Nel corso del IX congresso nazionale, che si e' tenuto a Roma, l'Aied ha votato una delibera che impegna i medici che operano all'interno dei propri consultori "a continuare a prestare la propria opera a favore tutti coloro che la richiedano, senza alcuna discriminazione e senza chiedere documenti", secondo "il dettato dell'articolo 35 della Costituzione e lo spirito dello Statuto dell'associazione stessa".
L'Aied, si sottolinea nel comunicato, garantisce una piena assistenza in condizioni di riservatezza qualora il ddl, gia' votato dalla Camera e che introduce nell'ordinamento italiano la contestata norma sul reato di immigrazione clandestina, venisse approvato in via definitiva anche dal Senato.
"La nostra e' un'obiezione preventiva", spiega il presidente Aied, Luigi Laratta, "verso una norma che consideriamo disumana, illegittima e ingannevole. Infatti il ddl non prevede piu' l'obbligo di denuncia per i medici, come nella sua iniziale stesura, ma abolisce l'articolo 35 del Testo unico sull'immigrazione, la legge Turco, per intenderci, che neanche la successiva Bossi Fini aveva eliminato, e che esonerava esplicitamente i medici dall'obbligo di denuncia dei pazienti che risultassero irregolarmente presenti nel nostro paese. Il medico sceriffo, insomma, esce dalla porta ma rientra dalla finestra. Ma nei nostri consultori continueremo a dare a tutti assistenza medica e informazioni, come facciamo da piu' di 35 anni, e non denunceremo mai nessuno".
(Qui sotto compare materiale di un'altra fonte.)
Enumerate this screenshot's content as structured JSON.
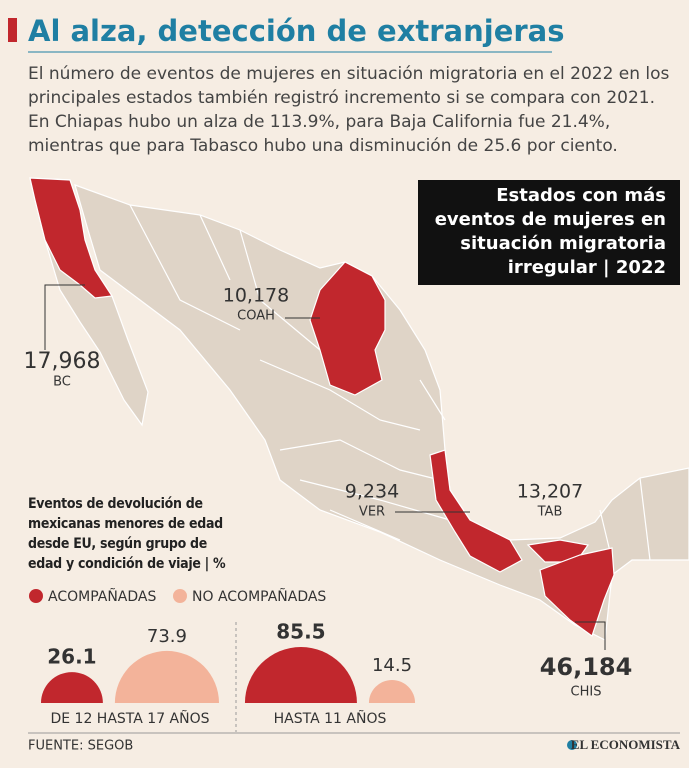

Dello stesso avviso Carlo Flamigni. "La posizione dell'Aied riflette il sentimento della maggioranza della comunita' dei medici nei confronti di questa norma", ha sottolineato il presidente onorario dell'Aied e membro del Comitato di Bioetica, "siamo avviliti e feriti nella nostra dignita' professionale: moltissimi di noi non ubbidiranno".